The two rRNA molecules found in mitochondria ribosomes are coded for in the mtDNA. while most, if not all, of the ribosomal proteins of mitochondrial ribosomes, are coded for in the nuclear genome. In general, mtDNA codes of 2 rRNAs, 22-23 (RNAs, and 10-12 proteins that are part of the inner mitochondrial membrane and are hydrophobic to some degrees. The mtDNA molecule has been studied in a variety of organisms, and since it is relatively small, a great deal of progress has been made in determining the exact organization of its genes.

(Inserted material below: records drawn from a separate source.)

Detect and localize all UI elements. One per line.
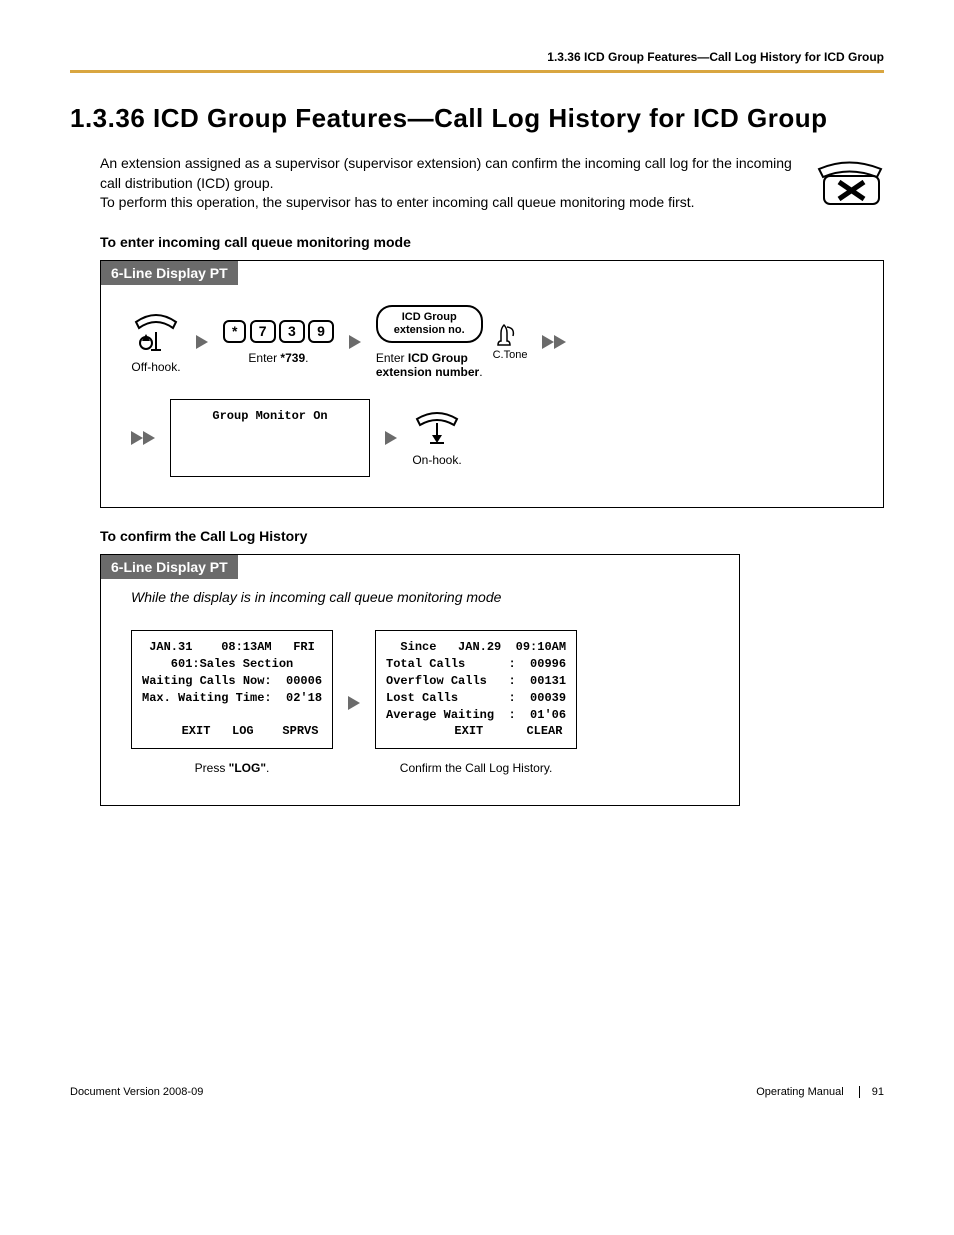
onhook-icon	[412, 409, 462, 445]
enter-code-prefix: Enter	[248, 351, 280, 365]
key-9: 9	[308, 320, 334, 343]
onhook-caption: On-hook.	[412, 453, 462, 467]
offhook-caption: Off-hook.	[131, 360, 181, 374]
section1-box-title: 6-Line Display PT	[101, 261, 238, 285]
screen2-display: Since JAN.29 09:10AM Total Calls : 00996…	[375, 630, 577, 749]
footer-page: 91	[859, 1086, 884, 1098]
enter-ext-prefix: Enter	[376, 351, 408, 365]
key-7: 7	[250, 320, 276, 343]
phone-x-icon	[814, 154, 884, 214]
key-star: *	[223, 320, 246, 343]
arrow-icon	[196, 335, 208, 349]
caption1-prefix: Press	[195, 761, 229, 775]
screen1-caption: Press "LOG".	[131, 761, 333, 775]
intro-row: An extension assigned as a supervisor (s…	[70, 154, 884, 214]
enter-ext-caption: Enter ICD Group extension number.	[376, 351, 483, 379]
footer-docver: Document Version 2008-09	[70, 1086, 203, 1098]
offhook-icon	[131, 310, 181, 352]
screen2-step: Since JAN.29 09:10AM Total Calls : 00996…	[375, 630, 577, 775]
footer-manual: Operating Manual	[756, 1086, 843, 1098]
page-header-breadcrumb: 1.3.36 ICD Group Features—Call Log Histo…	[70, 50, 884, 64]
screen1-display: JAN.31 08:13AM FRI 601:Sales Section Wai…	[131, 630, 333, 749]
offhook-step: Off-hook.	[131, 310, 181, 374]
group-monitor-display: Group Monitor On	[170, 399, 370, 477]
intro-p2: To perform this operation, the superviso…	[100, 193, 794, 213]
keypad-step: * 7 3 9 Enter *739.	[223, 320, 334, 365]
enter-ext-suffix: .	[479, 365, 482, 379]
key-3: 3	[279, 320, 305, 343]
ctone-icon	[493, 323, 515, 349]
section2-box: 6-Line Display PT While the display is i…	[100, 554, 740, 806]
arrow-icon	[349, 335, 361, 349]
enter-code-bold: *739	[280, 351, 305, 365]
flow-row-2: Group Monitor On On-hook.	[101, 389, 883, 487]
flow-row-1: Off-hook. * 7 3 9 Enter *739. ICD Group	[101, 285, 883, 389]
section2-heading: To confirm the Call Log History	[100, 528, 884, 544]
section1-box: 6-Line Display PT Off-hook. * 7 3 9	[100, 260, 884, 508]
onhook-step: On-hook.	[412, 409, 462, 467]
ctone-label: C.Tone	[493, 349, 528, 361]
caption1-bold: "LOG"	[229, 761, 266, 775]
double-arrow-icon	[542, 335, 566, 349]
pill-line2: extension no.	[394, 324, 465, 336]
caption1-suffix: .	[266, 761, 269, 775]
section2-flow-row: JAN.31 08:13AM FRI 601:Sales Section Wai…	[101, 610, 739, 785]
enter-code-suffix: .	[305, 351, 308, 365]
page-title: 1.3.36 ICD Group Features—Call Log Histo…	[70, 103, 884, 134]
section1-heading: To enter incoming call queue monitoring …	[100, 234, 884, 250]
enter-code-caption: Enter *739.	[223, 351, 334, 365]
arrow-icon	[348, 696, 360, 710]
screen1-step: JAN.31 08:13AM FRI 601:Sales Section Wai…	[131, 630, 333, 775]
icd-group-pill: ICD Group extension no.	[376, 305, 483, 343]
section2-note: While the display is in incoming call qu…	[131, 589, 709, 605]
page-footer: Document Version 2008-09 Operating Manua…	[70, 1086, 884, 1098]
group-monitor-text: Group Monitor On	[212, 408, 327, 425]
intro-p1: An extension assigned as a supervisor (s…	[100, 154, 794, 193]
pill-line1: ICD Group	[402, 311, 457, 323]
header-rule	[70, 70, 884, 73]
double-arrow-icon	[131, 431, 155, 445]
arrow-icon	[385, 431, 397, 445]
section2-box-title: 6-Line Display PT	[101, 555, 238, 579]
extension-step: ICD Group extension no. Enter ICD Group …	[376, 305, 528, 379]
screen2-caption: Confirm the Call Log History.	[375, 761, 577, 775]
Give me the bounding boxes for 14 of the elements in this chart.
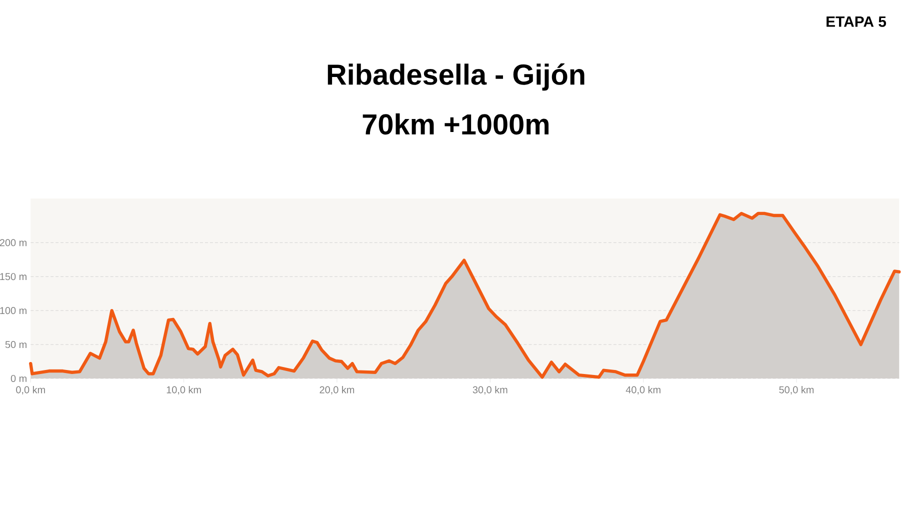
chart-subtitle: 70km +1000m bbox=[362, 113, 549, 135]
x-tick-label: 10,0 km bbox=[166, 386, 201, 395]
y-tick-label: 100 m bbox=[0, 307, 26, 314]
y-tick-label: 50 m bbox=[5, 341, 26, 348]
x-tick-label: 50,0 km bbox=[779, 386, 814, 395]
y-tick-label: 150 m bbox=[0, 273, 26, 280]
x-tick-label: 20,0 km bbox=[320, 386, 354, 395]
x-tick-label: 30,0 km bbox=[472, 386, 508, 395]
y-tick-label: 0 m bbox=[10, 374, 26, 382]
y-tick-label: 200 m bbox=[0, 239, 26, 246]
chart-title: Ribadesella - Gijón bbox=[328, 63, 584, 91]
x-tick-label: 0,0 km bbox=[16, 386, 45, 395]
text: ETAPA 5 bbox=[826, 16, 886, 27]
x-tick-label: 40,0 km bbox=[626, 386, 660, 395]
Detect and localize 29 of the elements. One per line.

One approach to mapping mtDNA physically has been through denaturation. The DNA is placed in a medium that causes stretches of AT base pairs to denature while GC-rich regions remain hydrogen-bonded. This selective denaturation leads to the formation of denaturation bubbles that can be visualized by electron microscopy. This physical map shows AT-rich regions of the DNA that can be used as landmarks in other studies.
The structural genes are also found in both strands. Their positions were identified in two ways. One method involved searching the DNA sequence for possible start and slop signals in the same reading frame (and open reading frame or OFR), they were separated by significant lengths and that could code for amino acids. This search was accomplished by using computer programs designed for this purpose.
The second method (used primarily by G. Attardi and his group) was to align the 5’ and 3′ end proximal sequences of mitochondrial mRNAs with the DNA sequence. The mitochondrial mRNAs were isolated and were found to have a poly (A) tail at the 3’ end but no 5′ cap. As in the case of cytoplasmic mRNAs (i.e., the mRNAs coded for by nuclear genes but found in the cytoplasm), the poly (A) tail is a great aid in isolating these molecules.